La jurisprudencia de la Corte Suprema de Justicia ha reiterado que esta figura no puede utilizarse de forma arbitraria o ante cualquier incumplimiento insustancial. Según los especialistas, para que la excepción sea válida, la falta de la otra parte debe ser grave, determinante y sobre una obligación principal. Un incumplimiento menor o accesorio no justifica la suspensión de los propios deberes, ya que esto constituiría un ejercicio abusivo del derecho y vulneraría el principio de buena fe.

Preguntas frecuentes

¿Se puede aplicar esta excepción ante el incumplimiento parcial o tardío de la otra parte?

Sí, la doctrina y la jurisprudencia colombiana admiten la denominada exceptio non rite adimpleti contractus.
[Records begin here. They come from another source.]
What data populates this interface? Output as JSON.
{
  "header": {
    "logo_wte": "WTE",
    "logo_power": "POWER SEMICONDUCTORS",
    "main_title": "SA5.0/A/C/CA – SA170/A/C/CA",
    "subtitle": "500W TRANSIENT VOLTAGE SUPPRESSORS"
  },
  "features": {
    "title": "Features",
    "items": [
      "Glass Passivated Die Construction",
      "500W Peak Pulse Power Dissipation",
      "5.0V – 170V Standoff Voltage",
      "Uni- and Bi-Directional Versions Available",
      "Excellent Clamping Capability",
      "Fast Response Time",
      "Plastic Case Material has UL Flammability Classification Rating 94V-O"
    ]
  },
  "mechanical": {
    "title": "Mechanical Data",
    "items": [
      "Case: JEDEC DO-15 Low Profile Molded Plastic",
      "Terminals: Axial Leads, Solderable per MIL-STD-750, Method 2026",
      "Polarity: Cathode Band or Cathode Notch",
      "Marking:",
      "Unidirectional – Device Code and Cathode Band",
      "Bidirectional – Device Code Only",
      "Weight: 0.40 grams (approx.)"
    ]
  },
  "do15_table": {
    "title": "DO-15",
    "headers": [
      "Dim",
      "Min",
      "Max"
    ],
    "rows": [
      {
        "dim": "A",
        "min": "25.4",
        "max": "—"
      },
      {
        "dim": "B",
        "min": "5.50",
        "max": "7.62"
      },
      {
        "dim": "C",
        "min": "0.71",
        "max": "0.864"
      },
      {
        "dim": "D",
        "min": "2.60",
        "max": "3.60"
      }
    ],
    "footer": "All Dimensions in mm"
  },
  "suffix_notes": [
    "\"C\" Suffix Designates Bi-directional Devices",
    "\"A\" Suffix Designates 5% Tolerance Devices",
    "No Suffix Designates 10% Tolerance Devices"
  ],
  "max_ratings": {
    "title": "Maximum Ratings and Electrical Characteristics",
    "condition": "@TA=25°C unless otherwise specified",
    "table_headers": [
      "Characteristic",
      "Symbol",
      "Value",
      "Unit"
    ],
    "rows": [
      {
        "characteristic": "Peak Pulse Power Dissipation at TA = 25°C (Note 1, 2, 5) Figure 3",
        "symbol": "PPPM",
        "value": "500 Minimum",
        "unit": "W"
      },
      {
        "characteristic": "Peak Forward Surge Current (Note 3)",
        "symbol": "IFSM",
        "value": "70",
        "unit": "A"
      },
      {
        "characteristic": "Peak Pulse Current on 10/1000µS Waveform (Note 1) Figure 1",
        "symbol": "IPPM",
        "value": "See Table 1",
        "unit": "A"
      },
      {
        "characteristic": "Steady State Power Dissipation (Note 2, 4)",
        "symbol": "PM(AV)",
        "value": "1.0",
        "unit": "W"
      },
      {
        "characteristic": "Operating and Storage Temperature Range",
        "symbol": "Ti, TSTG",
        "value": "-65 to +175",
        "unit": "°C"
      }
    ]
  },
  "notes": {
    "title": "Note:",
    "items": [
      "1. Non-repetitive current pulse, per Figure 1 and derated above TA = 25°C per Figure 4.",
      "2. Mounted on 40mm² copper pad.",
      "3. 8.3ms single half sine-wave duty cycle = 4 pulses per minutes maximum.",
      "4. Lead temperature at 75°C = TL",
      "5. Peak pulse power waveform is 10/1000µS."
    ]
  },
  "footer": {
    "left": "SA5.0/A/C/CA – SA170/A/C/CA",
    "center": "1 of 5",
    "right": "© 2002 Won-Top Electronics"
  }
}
Esta variante permite suspender el cumplimiento propio cuando la otra parte ha ejecutado su prestación de manera defectuosa, incompleta o extemporánea. Sin embargo, se exige que la imperfección en la ejecución sea de tal magnitud que afecte sustancialmente el interés del contratante afectado, impidiéndole obtener el beneficio legítimamente esperado del acuerdo.

¿Qué diferencia existe entre aplicar la excepción y solicitar la resolución del contrato?

La diferencia radica en la finalidad y el efecto jurídico de cada acción. La excepción de contrato no cumplido es un mecanismo defensivo y provisional: no destruye el vínculo contractual, solo paraliza temporalmente la exigibilidad de las obligaciones mientras el otro contratante persista en la mora. Por el contrario, la demanda de resolución busca terminar de manera definitiva el contrato y solicitar la restitución de lo entregado junto con la correspondiente indemnización de perjuicios.

¿Ha considerado si en sus relaciones comerciales actuales sus contrapartes realmente han cumplido de forma sustancial o si usted está tolerando un incumplimiento que la ley le permite frenar de inmediato?